Working their matches year in and year out on the tournament’s biggest courts, Fowler and her peers know what the top players need: Rafael Nadal wants a towel on each side of the baseline for quick access; Andy Murray wants the ball back that he just won the last point with; Serena Williams needs only one ball to choose from to serve, not two or three; and Caroline Wozniacki only takes balls from the side of the baseline – deuce or ad – that she’s serving on.
“It’s second nature to us,” said Zikos, who used to take off his first two weeks of college for the Open. “We know this job in and out. I have seen everything you could possibly see on the court. I know the rhythms on the court and how it works. I know the system very well. I know the players are confident in what we are doing. They don’t have to think about us.
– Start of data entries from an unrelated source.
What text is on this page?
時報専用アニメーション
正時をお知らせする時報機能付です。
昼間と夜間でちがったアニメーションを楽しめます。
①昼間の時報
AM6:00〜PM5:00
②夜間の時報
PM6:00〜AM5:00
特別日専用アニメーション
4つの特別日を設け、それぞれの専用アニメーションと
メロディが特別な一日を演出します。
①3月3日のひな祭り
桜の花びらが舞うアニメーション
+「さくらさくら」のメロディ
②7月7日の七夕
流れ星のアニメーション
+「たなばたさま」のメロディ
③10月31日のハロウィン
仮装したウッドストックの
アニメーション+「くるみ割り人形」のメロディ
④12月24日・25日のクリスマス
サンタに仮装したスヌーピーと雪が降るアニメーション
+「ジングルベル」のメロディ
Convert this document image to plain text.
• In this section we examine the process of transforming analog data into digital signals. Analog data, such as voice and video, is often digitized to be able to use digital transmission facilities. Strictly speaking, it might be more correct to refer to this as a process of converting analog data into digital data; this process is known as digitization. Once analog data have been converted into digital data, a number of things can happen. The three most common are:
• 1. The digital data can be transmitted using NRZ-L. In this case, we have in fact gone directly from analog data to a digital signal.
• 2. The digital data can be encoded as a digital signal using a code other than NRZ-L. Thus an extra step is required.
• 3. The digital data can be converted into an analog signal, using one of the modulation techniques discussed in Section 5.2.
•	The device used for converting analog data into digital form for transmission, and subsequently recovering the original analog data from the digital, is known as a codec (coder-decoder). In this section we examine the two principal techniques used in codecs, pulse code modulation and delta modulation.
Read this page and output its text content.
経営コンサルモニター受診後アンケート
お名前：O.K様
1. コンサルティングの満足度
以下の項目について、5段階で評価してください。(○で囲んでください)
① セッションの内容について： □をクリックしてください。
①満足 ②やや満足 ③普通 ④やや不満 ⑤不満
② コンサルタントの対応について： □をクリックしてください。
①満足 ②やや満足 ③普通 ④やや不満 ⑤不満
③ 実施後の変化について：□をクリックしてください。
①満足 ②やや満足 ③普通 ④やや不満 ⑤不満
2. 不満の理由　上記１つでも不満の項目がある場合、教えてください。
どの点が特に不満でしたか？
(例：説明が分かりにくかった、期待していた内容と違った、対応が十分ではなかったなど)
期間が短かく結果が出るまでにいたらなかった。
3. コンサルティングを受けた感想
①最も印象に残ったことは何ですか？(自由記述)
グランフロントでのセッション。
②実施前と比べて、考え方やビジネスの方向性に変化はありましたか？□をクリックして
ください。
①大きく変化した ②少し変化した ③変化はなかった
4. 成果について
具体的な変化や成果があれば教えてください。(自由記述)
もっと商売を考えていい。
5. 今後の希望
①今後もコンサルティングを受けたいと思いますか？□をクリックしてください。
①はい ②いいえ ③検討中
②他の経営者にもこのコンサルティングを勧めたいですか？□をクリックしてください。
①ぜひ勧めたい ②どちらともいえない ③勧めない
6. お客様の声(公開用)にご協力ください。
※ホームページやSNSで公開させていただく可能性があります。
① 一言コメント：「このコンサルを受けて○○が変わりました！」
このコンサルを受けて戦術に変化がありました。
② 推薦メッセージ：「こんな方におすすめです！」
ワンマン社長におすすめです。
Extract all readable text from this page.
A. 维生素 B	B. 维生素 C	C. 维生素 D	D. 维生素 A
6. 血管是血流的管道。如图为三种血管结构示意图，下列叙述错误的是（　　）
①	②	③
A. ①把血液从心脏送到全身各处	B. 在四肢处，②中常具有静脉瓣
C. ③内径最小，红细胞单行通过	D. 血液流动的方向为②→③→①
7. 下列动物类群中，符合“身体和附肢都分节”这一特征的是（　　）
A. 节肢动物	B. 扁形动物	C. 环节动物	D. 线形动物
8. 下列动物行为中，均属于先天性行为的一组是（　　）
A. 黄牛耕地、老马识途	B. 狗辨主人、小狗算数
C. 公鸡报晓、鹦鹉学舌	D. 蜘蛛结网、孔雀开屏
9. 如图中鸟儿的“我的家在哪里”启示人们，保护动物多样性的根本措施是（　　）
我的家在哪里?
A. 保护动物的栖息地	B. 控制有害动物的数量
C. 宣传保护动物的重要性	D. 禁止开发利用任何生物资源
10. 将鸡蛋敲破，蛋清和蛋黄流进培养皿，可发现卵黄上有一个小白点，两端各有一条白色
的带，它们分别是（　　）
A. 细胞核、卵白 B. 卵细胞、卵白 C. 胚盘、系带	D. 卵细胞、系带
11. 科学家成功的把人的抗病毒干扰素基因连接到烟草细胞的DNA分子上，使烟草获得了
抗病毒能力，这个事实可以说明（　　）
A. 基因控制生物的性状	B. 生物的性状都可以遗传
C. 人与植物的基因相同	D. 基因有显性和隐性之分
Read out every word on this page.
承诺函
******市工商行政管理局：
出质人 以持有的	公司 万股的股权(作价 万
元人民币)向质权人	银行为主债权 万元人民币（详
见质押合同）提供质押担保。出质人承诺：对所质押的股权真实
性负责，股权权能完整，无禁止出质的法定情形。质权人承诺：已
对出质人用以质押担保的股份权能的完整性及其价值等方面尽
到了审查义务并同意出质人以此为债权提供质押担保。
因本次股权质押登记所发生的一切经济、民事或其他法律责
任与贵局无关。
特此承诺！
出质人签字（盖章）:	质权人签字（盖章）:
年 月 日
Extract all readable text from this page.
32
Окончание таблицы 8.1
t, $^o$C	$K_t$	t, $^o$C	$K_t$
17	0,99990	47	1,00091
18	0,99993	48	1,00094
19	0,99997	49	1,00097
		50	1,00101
Experience helps.”
No other tennis tournament in the world uses adult ball persons, and Taps said the U.S. Open is the only one – she believes – to throw the ball overhand from one end of the court to the other instead of rolling it.
Justin Holmes, 18, is in his fourth year as a ball person and recently graduated from Trinity School in Manhattan, John and Patrick McEnroe’s alma mater. He hopes to play Division I tennis after an upcoming gap year.
“If you’re here for three weeks in a row with the same group of people year after year, they become family to you. You’re here night and day,” said Holmes, who lives in the Bronx. “The point is to work together so that we all look good.”
Of the 280 ball persons, some 180 are returners in some capacity this year, while another 430 hopefuls showed up for tryouts in July to be rookies. Edmund Raheb, 57, is the oldest of the veterans.
“It’s not about doing X amount of years,” said Fowler. “I’m going to do it until my body allows me to do it.”
“I ask the rookies before we go on Ashe, ‘Are you guys nervous?’” said Holmes, who is in his fourth year. “And they’ll say, ‘Yeah of course.’ I say, ‘Listen, don’t look up, because then you will see the 23,000 people in the crowd. And then make sure to have fun. If a ball is coming your way, challenge yourself to catch it – that will look good on TV. And make sure to stay loose.’ Then, we’re on the same page.”
“I plan on doing this until they don’t want me to do this anymore,” said Zikos.